Alle warten auf erste Ansagen des neuen Wiener-Festwochen-Intendanten, der er ab 2014 ist. Die kommen auch bald. Doch jetzt ist etwas anderes fixiert worden: Markus Hinterhäuser tritt 2017 die Intendanz der Salzburger Festspiele an, die er interimsmäßig bereits einmal 2011, vor dem Antritt Alexander Pereiras, auf ein Jahr innehatte, was berechtigt allgemeines Lob nach sich zog. Hatte er aber darauf verzichtet, unter Pereira weiter – ohne Verankerung im Direktorium – als Konzertchef für das Musikprogramm zur Verfügung zu stehen, so sagte er jetzt sehr wohl zu, alle Agenden der Festspiele erneut führen zu wollen.

Im Rahmen der Salzburger Festspiele betreute Hinterhäuser von 1993 bis 2001 unter der Intendanz von Gerard Mortier und unter tatkräftiger Mithife von Hans Landesmann zusammen mit Tomas Zierhofer-Kin erstmals die Neue-Musik-Schiene „Zeitfluss“, die große Beachtung fand. 2006 kehrte er (inzwischen hatte er mit Zierhofer_Kin die Wiener Festwochen mitgestaltet)  wieder zu den Salzburger Festspielen zurück, wo er zum Konzertchef berufen wurde. Alle seine Programme im Musikbereich waren vorbildlich und innovativ, wie vielleicht noch nie zuvor. In der Reihe “Kontinente” etwa setzte er Akzente, indem er klassische Musik mit moderner Musik auf eine Art miteinander verschränkte, die in ihren dramaturgisch-programmatischen Verknüpfungen und überraschenden Verbindungen  neue Sichtweisen ermöglichten.

„Habemus Intendantem“: Am Mittwoch, den 25.9.2013  erfolgte um ca. 15.00 Uhr die „Verkündigung“ des Kuratoriums und die Bestätigung durch das Festival selbst: Der Kulturmanager und Pianist übernimmt ab 1. Oktober 2016 und bis inklusive 2021 die Leitung der Festspiele; und der Vertrag von Präsidentin Helga Rabl-Stadler wurde bis Ende September 2017 verlängert. Die Präsidentin will, wie die Zeitung „Kurier“ berichtet, versuchen, „allen drei Intendanten“ zu Seite zu stehen. Es sind derzeit tatsächlich drei:  Pereira ist es (noch), Sven-Eric Bechtolf in der Übergangszeit der nächsten Saisonen.

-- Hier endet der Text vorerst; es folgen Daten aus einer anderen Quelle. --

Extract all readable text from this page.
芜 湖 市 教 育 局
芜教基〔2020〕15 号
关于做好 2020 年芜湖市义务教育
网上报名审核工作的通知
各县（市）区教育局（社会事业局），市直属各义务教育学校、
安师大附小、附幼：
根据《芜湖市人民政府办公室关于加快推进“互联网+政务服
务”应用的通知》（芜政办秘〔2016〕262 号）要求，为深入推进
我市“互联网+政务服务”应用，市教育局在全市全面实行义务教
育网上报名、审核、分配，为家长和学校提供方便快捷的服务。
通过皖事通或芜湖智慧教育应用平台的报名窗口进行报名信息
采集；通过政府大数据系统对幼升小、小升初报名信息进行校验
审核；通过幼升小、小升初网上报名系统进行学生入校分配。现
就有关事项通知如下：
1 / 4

Im folgenden sollen an dieser Stelle die ersten Reaktionen Markus Hinterhäusers, die er bei der Pressekonferenz gesagt haben soll (ebenfalls aus dem „Kurier“-Bericht) kurz zitiert werden: Er  betreibe kein Job-Hopping und werde in Wien seinen Vertrag mit den Festwochen bis zum letzten Tag erfüllen. Inhaltlich erklärte er auch, dass ihm eine Redimensionierung der Veranstaltungen auf ein vertretbares Maß wichtig sei. Anders als Pereira ist es ihm, so kann man seine bisherige Arbeit  in Salzburg bilanzieren, tatsächlich nie in erster Linie um Quantität gegangen, immer aber um Qualität.
Hinterhäuser betonte, er sei „ein großer Anhänger von Wiederaufnahmen“, wenn sich Produktionen weiterentwickeln können. Neue Musik werde eine große Rolle spielen, Schwerpunkte werden auch weiterhin auf den Werken von Mozart und Richard Strauss liegen. Für Mozart wolle er neue Formen „über die festgeschriebene Aufführungspraxis hinaus“ entwickeln. Schauspiel und Musik sollten besser vernetzt werden, für die Position des Schauspielchefs habe er „schon Kandidaten im Kopf“. Die Felsenreitschule wird er wieder „für das Schauspiel öffnen“.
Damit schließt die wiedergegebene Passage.